Sen. White fields cannabis questions and more
BELLOWS FALLS — It will take a townwide vote if Rockingham wants to ban a retail marijuana store, state Sen. Jeanette White, D-Windham, told Rockingham and Bellows Falls officials last week.
White said it was a not a decision the Rockingham Select Board or Bellows Falls Board of Trustees can make for the town and village.
White, who said she was one of the authors of the Senate-passed cannabis bill (which hasn't been passed yet by the House), said much of downtown Bellows Falls would be off-limits for a retail cannabis store because there are schools within 1,000 feet.
"You can have a town-wide vote to prohibit it, but it has to go to the voters," she said, saying it was not a matter of zoning regulations or a decision by the Select Board.
In 2013, Rockingham prohibited any medical marijuana dispensary from locating in town, said Gary Fox, the town's development director.

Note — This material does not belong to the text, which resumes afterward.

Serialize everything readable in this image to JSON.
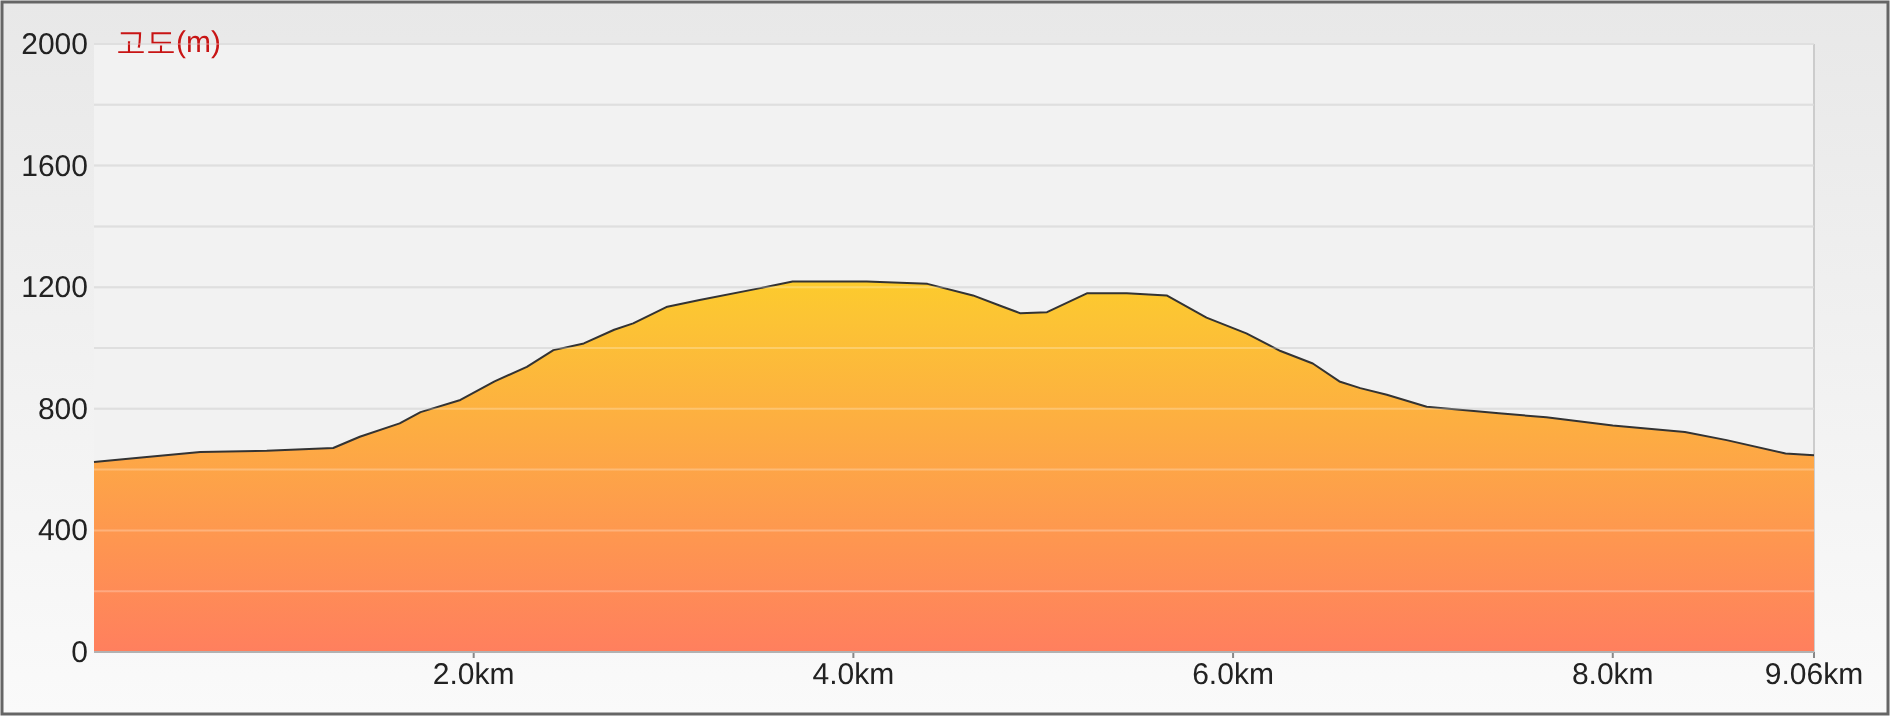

White urged the town and village to be flexible when it comes to cannabis. Many of the small farmers in Rockingham may want the option of growing cannabis, she said.
"That's up to you and how the town votes," said White.
Any retail store would be strictly off limits to anyone under the age of 21, she said, as they are forbidden from even entering the store.
She said the town can vote to impose a 2 percent local option tax on marijuana products.
Town Manager Wendy Harrison had invited the town's legislators to come give updates on various issues, including cannabis legislation. Only White showed up.
Sen. Becca Balint, D-Windham, had a prior commitment in St. Albans, Harrison said, while Rep. Carolyn Partridge, D-Windham, had to take care of her children. Rep. Matt Trieber, D-Bellows Falls, had been expected to attend but never arrived.
FIRE INSPECTOR TRAINING
In addition to cannabis, White was asked about the lack of funding for training of fire inspectors.
Harrison said the town and village wanted to send three people to the fire inspector training, but were allowed to only send one — Bellows Falls Fire Chief Shaun McGinnis.
White, who is chairwoman of the Senate Government Operations Committee, said she was not aware of the shortage of fire inspectors and the restrictions on their training.
The issue of licensing and law enforcement is under the jurisdiction of her committee, she said, as well as municipalities.
"We were only allowed one and we wanted three," said Harrison.
White said she wanted the flexibility so that people could become certified fire inspectors through different means, and not just taking a course.
Fox said there are three fire inspectors based at the state office in Springfield. "They are booked," he said, knowing there were often delays in getting state inspections for commercial buildings.
"It's an economic development issue," said Harrison. She said she knew of some businesses that couldn't open because they weren't yet inspected.
McGinnis, who is taking the class, said there hadn't been a class for a few years, creating demand.
White said she believed the problem was due to a lack of instructors, since they often come from local departments or sheriff's department.
"We don't have to have everyone go through the same training," she said, comparing it to medical doctors' training, in that doctors are licensed even though they go to different medical schools.
White said she had voted against a statewide rental registry, which she said was really a move to establish a statewide inspection system of rental properties.
While it was defeated in 2019, she predicted "it will come up again."